Above all, as leaders of centre-right parties they have both stolen a chunk of the other side’s working-class support with a blunt appeal to patriotism – explicitly anti-immigration in Trump’s case; less explicitly so in Johnson’s.
There are even parallels between Biden and Keir Starmer. Biden is from the centrist side of his party, but showed some skill in facing down and buying off the US version of Jeremy Corbyn, Bernie Sanders, and incorporating parts of Sanders’s “left populist” programme into his own.
Like Starmer, Biden has, in the court of the media, charged and convicted his government for gross negligence in its response to coronavirus. And what good has it done him? More people voted for Trump than last time. Even if Trump supporters trusted their president’s handling of the virus, though, it seemed that the economic damage would take away one big reason for voting for him. Again, no. They didn’t think Biden would do any better.
Biden appeared better able to contest Trump’s appeal to the working class of the rust belt than Hillary Clinton four years ago, and we will have to see how that works out, but so far the only state he has won that she didn’t is Arizona, where the only things that rust are the aircon units.

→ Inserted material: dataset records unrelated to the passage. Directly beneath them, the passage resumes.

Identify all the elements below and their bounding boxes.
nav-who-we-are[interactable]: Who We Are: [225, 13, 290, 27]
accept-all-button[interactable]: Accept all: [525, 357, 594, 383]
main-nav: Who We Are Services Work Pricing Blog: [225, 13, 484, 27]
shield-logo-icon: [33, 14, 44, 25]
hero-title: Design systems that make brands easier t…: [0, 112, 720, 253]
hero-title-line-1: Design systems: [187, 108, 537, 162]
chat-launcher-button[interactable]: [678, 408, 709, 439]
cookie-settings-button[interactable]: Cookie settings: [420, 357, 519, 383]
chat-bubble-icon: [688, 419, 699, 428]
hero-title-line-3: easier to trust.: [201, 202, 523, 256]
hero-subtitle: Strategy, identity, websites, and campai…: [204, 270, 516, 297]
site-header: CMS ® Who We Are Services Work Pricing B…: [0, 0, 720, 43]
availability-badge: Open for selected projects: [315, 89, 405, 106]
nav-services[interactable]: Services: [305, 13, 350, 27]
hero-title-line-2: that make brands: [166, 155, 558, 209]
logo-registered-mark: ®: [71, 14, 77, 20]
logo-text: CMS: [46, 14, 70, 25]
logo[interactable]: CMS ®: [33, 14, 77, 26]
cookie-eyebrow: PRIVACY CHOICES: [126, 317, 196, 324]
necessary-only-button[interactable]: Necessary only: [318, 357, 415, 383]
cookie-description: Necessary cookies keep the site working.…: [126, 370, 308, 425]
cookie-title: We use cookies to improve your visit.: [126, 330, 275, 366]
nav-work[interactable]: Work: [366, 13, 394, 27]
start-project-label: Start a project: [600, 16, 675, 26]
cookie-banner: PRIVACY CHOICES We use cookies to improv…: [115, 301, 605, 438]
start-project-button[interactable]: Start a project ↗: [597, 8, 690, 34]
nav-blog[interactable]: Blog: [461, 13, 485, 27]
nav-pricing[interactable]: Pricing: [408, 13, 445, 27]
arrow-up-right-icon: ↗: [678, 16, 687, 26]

For similar reasons, it may be too early to declare Johnsonian Brexitism a spent force. Throwing sand in the machine of our trade with the EU on 1 January may not be enough to persuade people who voted for Brexit four years ago that they got it wrong. The liberal-left fantasy of Starmer leading his people back to the norm of decent social democracy may turn out to be ill-equipped to meet the force of an emotive and ruthless conservatism.
Unlike the Republican Party, indeed, the Conservatives have a backup plan. If Johnson does turn out to be the broken reed that Sylvester thinks he is, they can get Rishi Sunak in and steal the left’s best tunes yet again: cool rational social democracy plus a nationalism that celebrates our first Indian-heritage prime minister.
Win or lose, Trump has shown the way: once the main right-wing party wins over working-class voters with a strong nation-first message, it is harder than it looks for the main left-wing party to win them back.